In the past few years, researchers across many different communities, from applied statistics to engineering, computer science and neuroscience, have proposed several deep (hierarchical) models that are capable of extracting useful, high level structured representations. An important property of these models is that they can extract complex statistical dependencies from high-dimensional sensory input and efficiently learn high-level representations by re-using and combining intermediate concepts, allowing these models to generalize well across a wide variety of tasks. The learned high-level representations have been shown to give state-of-the-art results in many challenging learning problems, where data patterns often exhibit a high degree of variations, and have been successfully applied in a wide variety of application domains, including visual object recognition, information retrieval, natural language processing, and speech perception. A few notable examples of such models include Deep Belief Networks, Deep Boltzmann Machines, Deep Autoencoders, and sparse coding-based methods.

Olga Senyukova (Lomonosov Moscow State University, Russia)

Machine Learning Applications in Medicine

How can beautiful algorithmic findings be helpful in our everyday life? One of the answers to this question lies in the area of healthcare applications. Nowadays machine learning methods are becoming more and more useful in medicine. They are able not only to assist medical specialists in processing large amounts of data, but also to help in diagnostics and patient follow-up.

This course is devoted to the discussion of some interesting applications of machine learning methods to automatically analyse medical images and physiologic signals. Medical images acquired by means of special equipment represent internal structures of the human body and/or processes in it. The most modern technologies for acquisition of such images are magnetic resonance imaging (MRI) and computed tomography (CT). Physiologic signals usually refer to cardiologic time series such as electrocardiograms (ECG), but can also represent other physiological data, for example, stride intervals of human gait.

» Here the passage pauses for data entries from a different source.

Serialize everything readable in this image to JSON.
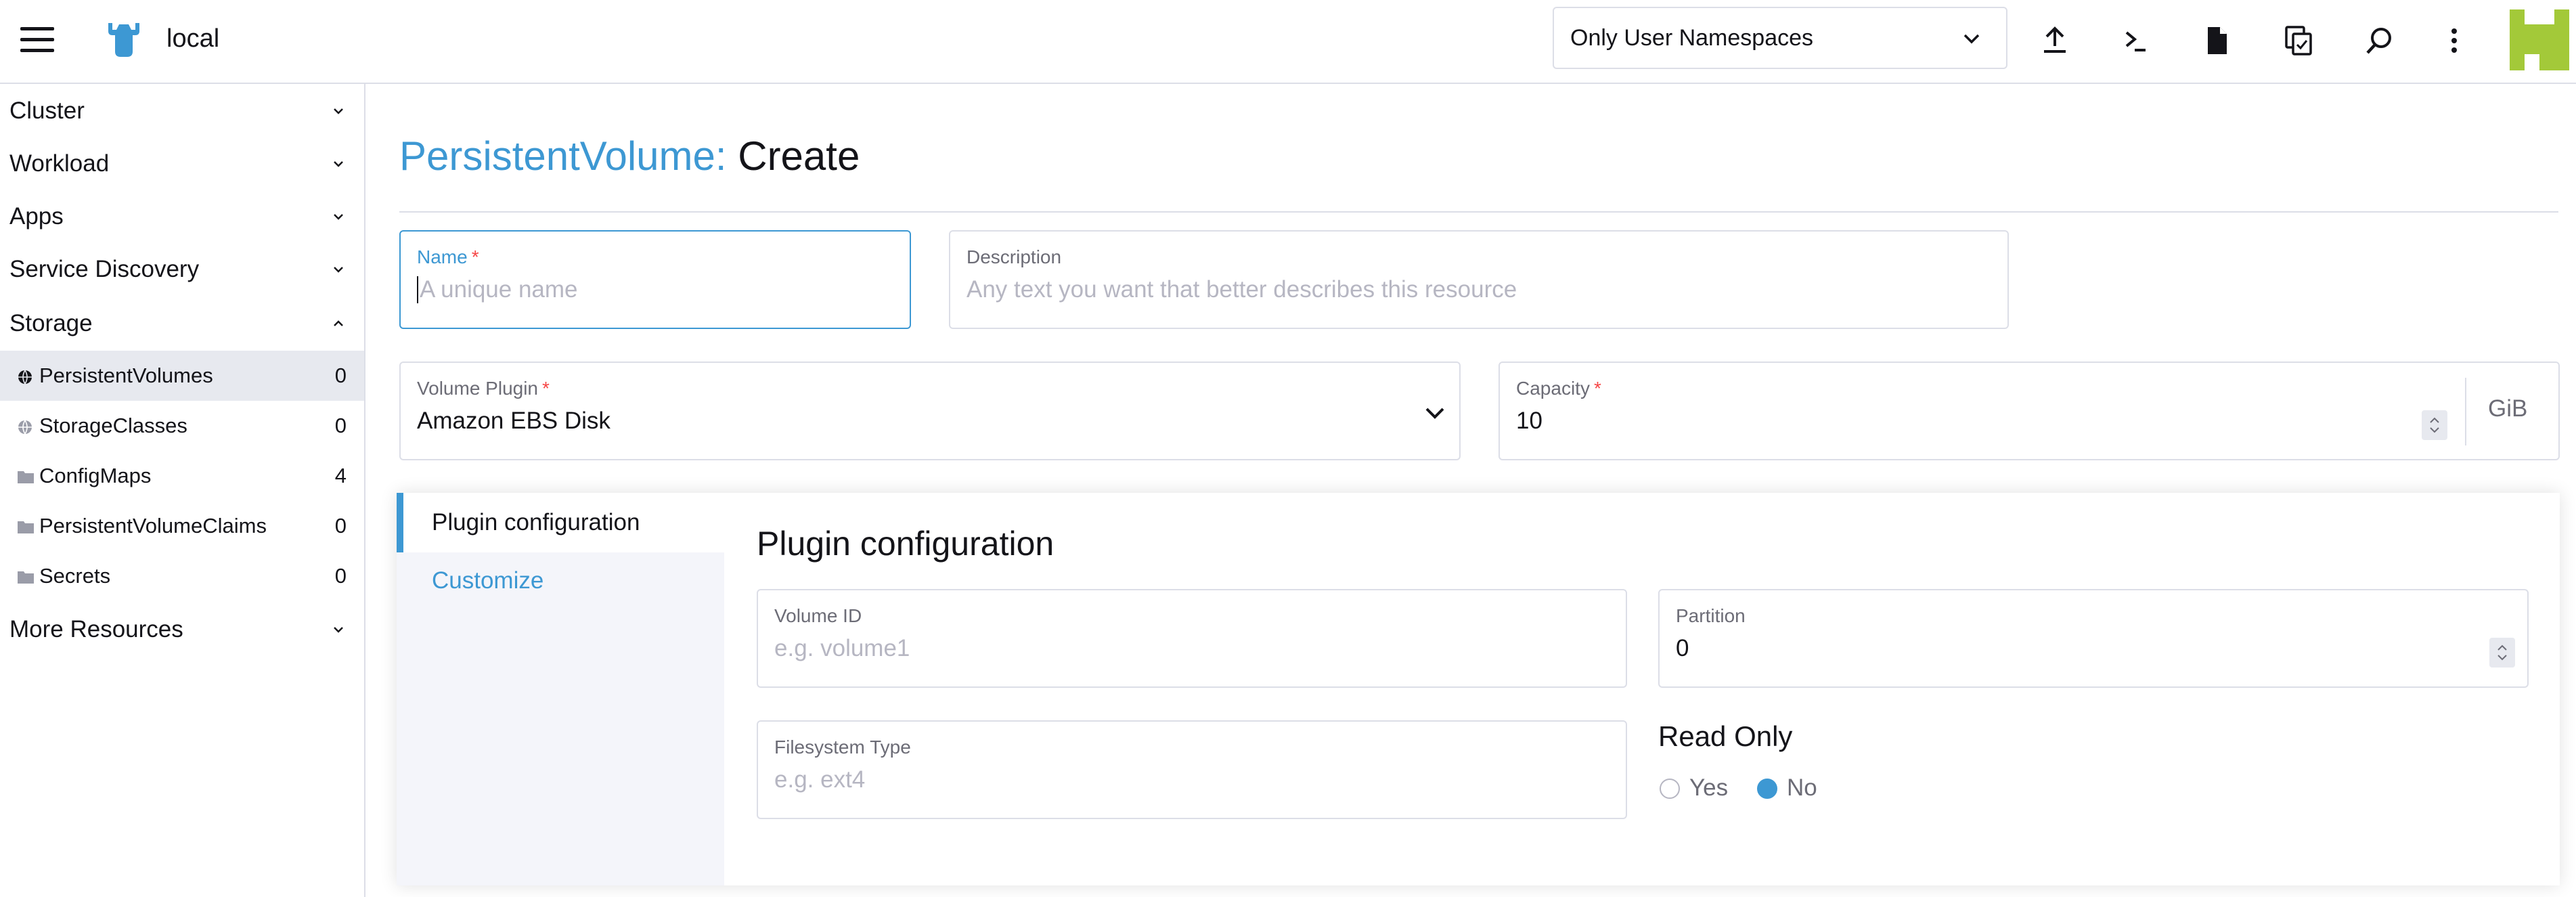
{
  "header": {
    "cluster_name": "local",
    "namespace_filter": "Only User Namespaces",
    "icons": [
      "menu-icon",
      "cluster-logo",
      "upload-icon",
      "terminal-icon",
      "file-icon",
      "copy-config-icon",
      "search-icon",
      "more-vertical-icon",
      "avatar"
    ]
  },
  "sidebar": {
    "groups": [
      {
        "label": "Cluster"
      },
      {
        "label": "Workload"
      },
      {
        "label": "Apps"
      },
      {
        "label": "Service Discovery"
      },
      {
        "label": "Storage"
      },
      {
        "label": "More Resources"
      }
    ],
    "storage_items": [
      {
        "label": "PersistentVolumes",
        "count": "0",
        "icon": "globe-icon"
      },
      {
        "label": "StorageClasses",
        "count": "0",
        "icon": "globe-icon"
      },
      {
        "label": "ConfigMaps",
        "count": "4",
        "icon": "folder-icon"
      },
      {
        "label": "PersistentVolumeClaims",
        "count": "0",
        "icon": "folder-icon"
      },
      {
        "label": "Secrets",
        "count": "0",
        "icon": "folder-icon"
      }
    ]
  },
  "page": {
    "title_type": "PersistentVolume:",
    "title_action": "Create"
  },
  "form": {
    "name": {
      "label": "Name",
      "required": "*",
      "placeholder": "A unique name"
    },
    "description": {
      "label": "Description",
      "placeholder": "Any text you want that better describes this resource"
    },
    "volume_plugin": {
      "label": "Volume Plugin",
      "required": "*",
      "value": "Amazon EBS Disk"
    },
    "capacity": {
      "label": "Capacity",
      "required": "*",
      "value": "10",
      "unit": "GiB"
    }
  },
  "tabs": [
    {
      "label": "Plugin configuration"
    },
    {
      "label": "Customize"
    }
  ],
  "plugin_config": {
    "title": "Plugin configuration",
    "volume_id": {
      "label": "Volume ID",
      "placeholder": "e.g. volume1"
    },
    "partition": {
      "label": "Partition",
      "value": "0"
    },
    "filesystem_type": {
      "label": "Filesystem Type",
      "placeholder": "e.g. ext4"
    },
    "read_only": {
      "title": "Read Only",
      "yes": "Yes",
      "no": "No",
      "selected": "No"
    }
  },
  "colors": {
    "accent": "#3d98d3",
    "required": "#f64747",
    "border": "#dcdee7",
    "avatar": "#a3c939"
  }
}
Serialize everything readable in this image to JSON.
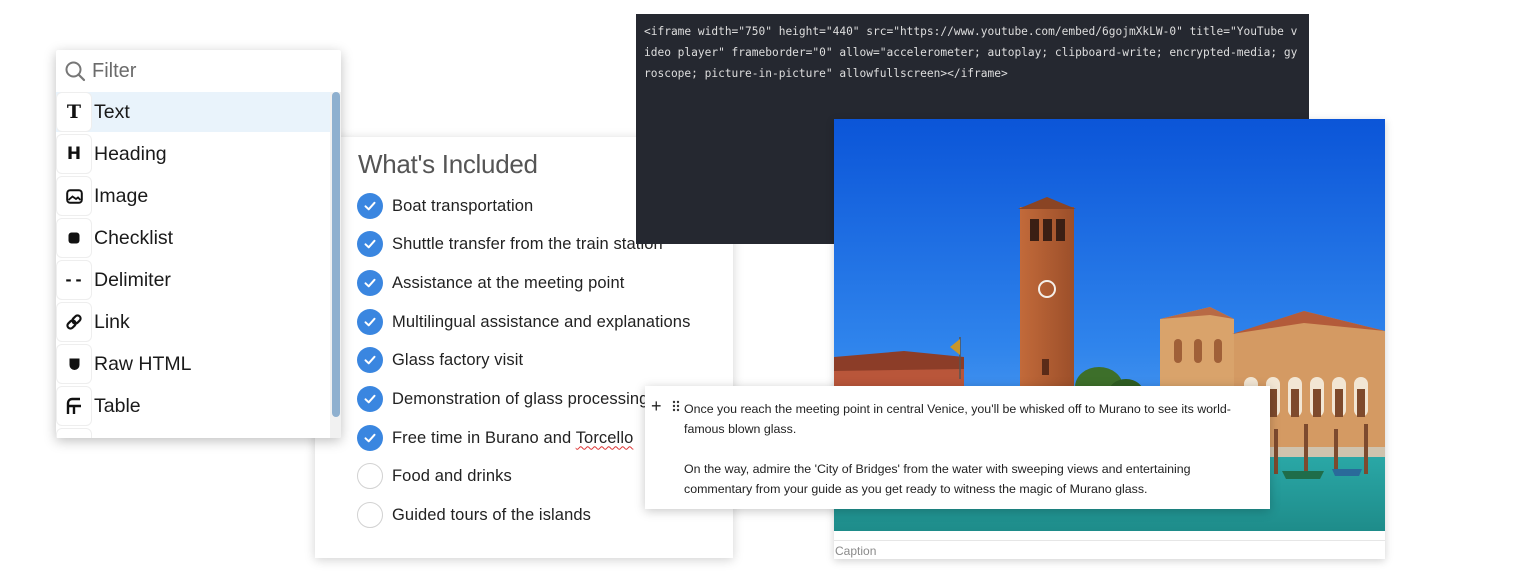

Several important problems will be highlighted along with successful solutions involving machine learning methods including examples both from the worldwide practice and the author’s own research. Description of the basic principles of the algorithms used will provide a good opprotunity to strengthen the knowledge acquired from the other courses of the school.

Dmitry Vetrov (Higher School of Economics, Russia)

Bayesian inference and latent variable models in machine learning

One of possible approaches to machine learning problem is to build a joint probability distribution over the whole set of variables. By doing this it becomes possible to make predictions on hidden variables by conditioning the joint distribution on the observed variables and marginalizing it w.r.t. unknown variables in whose particular values are not of interest for us. But this framework is much more powerful and provides us with greater opportunities. In the talk I will present how to apply it for the case when even in the training set we deal with partly-labeled or unlabeled data. We will review EM-algorithm and its extensions which allow computer to restore surprising dependencies from incomplete data.

Evelyne Viegas (Microsoft Research, USA)

Artificial Intelligence Academic Programs at Microsoft Research

We are in a new era of Artificial Intelligence. With advances in machine learning and computational speed, AI is at our doorstep. Intelligent agents like language translators and autonomous drones are just the beginning. I will present some of the research in artificial intelligence, applications (e.g., Hyperlapse), datasets (e.g., MS COCO), platforms (e.g. CodaLab) and services (e.g. Oxford) that you can engage with to explore how AI might change our lives for the better.